SMORE: Similarity-based Hyperdimensional Domain Adaptation for Multi-Sensor Time Series Classification
This addresses performance degradation and computational inefficiency in IoT edge devices due to domain shifts, offering a resource-efficient solution, though it appears incremental as it builds on existing domain adaptation and hyperdimensional computing techniques.
The paper tackles the problem of distribution shift and resource constraints in multi-sensor time series classification for IoT applications by proposing SMORE, a domain adaptation algorithm that uses hyperdimensional computing, achieving on average 1.98% higher accuracy than SOTA DNN-based methods with 18.81x faster training and 4.63x faster inference.

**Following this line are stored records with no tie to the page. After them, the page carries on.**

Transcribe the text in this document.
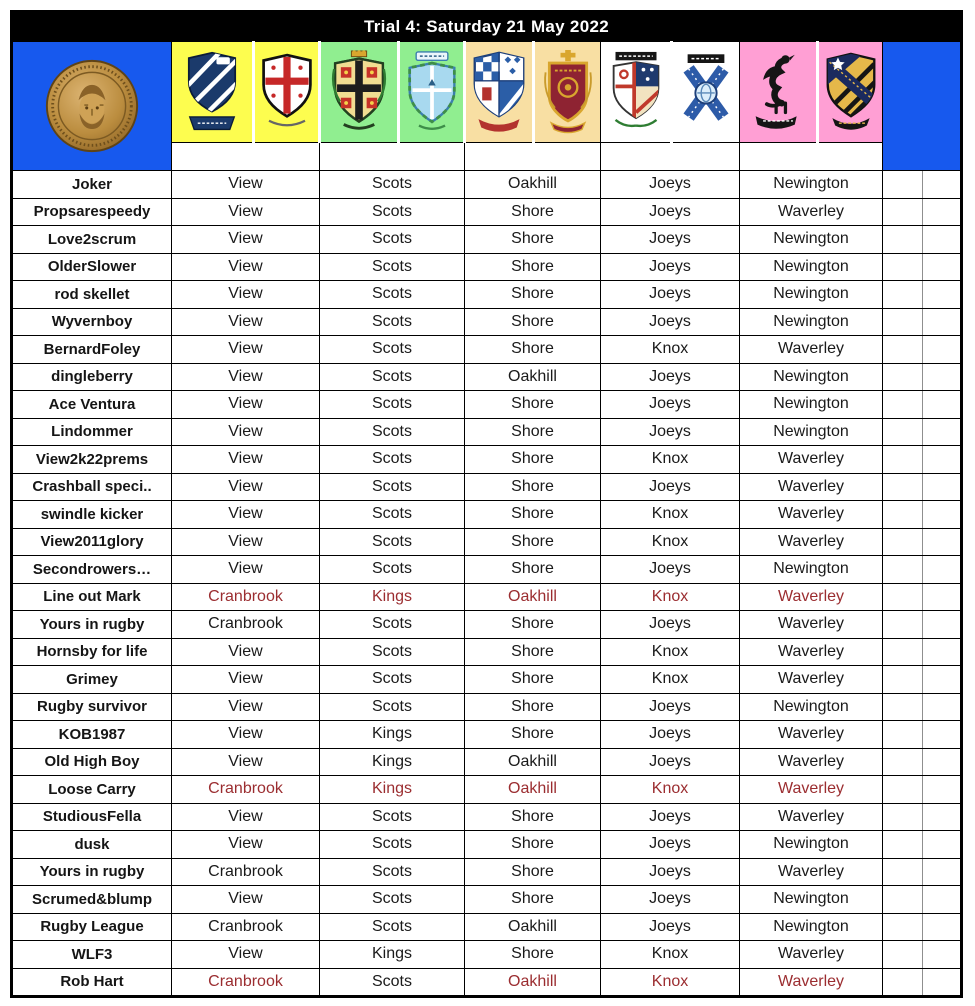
Trial 4: Saturday 21 May 2022												

Joker	View		Scots		Oakhill		Joeys		Newington			
Propsarespeedy	View		Scots		Shore		Joeys		Waverley			
Love2scrum	View		Scots		Shore		Joeys		Newington			
OlderSlower	View		Scots		Shore		Joeys		Newington			
rod skellet	View		Scots		Shore		Joeys		Newington			
Wyvernboy	View		Scots		Shore		Joeys		Newington			
BernardFoley	View		Scots		Shore		Knox		Waverley			
dingleberry	View		Scots		Oakhill		Joeys		Newington			
Ace Ventura	View		Scots		Shore		Joeys		Newington			
Lindommer	View		Scots		Shore		Joeys		Newington			
View2k22prems	View		Scots		Shore		Knox		Waverley			
Crashball speci..	View		Scots		Shore		Joeys		Waverley			
swindle kicker	View		Scots		Shore		Knox		Waverley			
View2011glory	View		Scots		Shore		Knox		Waverley			
Secondrowers…	View		Scots		Shore		Joeys		Newington			
Line out Mark	Cranbrook		Kings		Oakhill		Knox		Waverley			
Yours in rugby	Cranbrook		Scots		Shore		Joeys		Waverley			
Hornsby for life	View		Scots		Shore		Knox		Waverley			
Grimey	View		Scots		Shore		Knox		Waverley			
Rugby survivor	View		Scots		Shore		Joeys		Newington			
KOB1987	View		Kings		Shore		Joeys		Waverley			
Old High Boy	View		Kings		Oakhill		Joeys		Waverley			
Loose Carry	Cranbrook		Kings		Oakhill		Knox		Waverley			
StudiousFella	View		Scots		Shore		Joeys		Waverley			
dusk	View		Scots		Shore		Joeys		Newington			
Yours in rugby	Cranbrook		Scots		Shore		Joeys		Waverley			
Scrumed&blump	View		Scots		Shore		Joeys		Newington			
Rugby League	Cranbrook		Scots		Oakhill		Joeys		Newington			
WLF3	View		Kings		Shore		Knox		Waverley			
Rob Hart	Cranbrook		Scots		Oakhill		Knox		Waverley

Many real-world applications of the Internet of Things (IoT) employ machine learning (ML) algorithms to analyze time series information collected by interconnected sensors. However, distribution shift, a fundamental challenge in data-driven ML, arises when a model is deployed on a data distribution different from the training data and can substantially degrade model performance. Additionally, increasingly sophisticated deep neural networks (DNNs) are required to capture intricate spatial and temporal dependencies in multi-sensor time series data, often exceeding the capabilities of today's edge devices. In this paper, we propose SMORE, a novel resource-efficient domain adaptation (DA) algorithm for multi-sensor time series classification, leveraging the efficient and parallel operations of hyperdimensional computing. SMORE dynamically customizes test-time models with explicit consideration of the domain context of each sample to mitigate the negative impacts of domain shifts. Our evaluation on a variety of multi-sensor time series classification tasks shows that SMORE achieves on average 1.98% higher accuracy than state-of-the-art (SOTA) DNN-based DA algorithms with 18.81x faster training and 4.63x faster inference.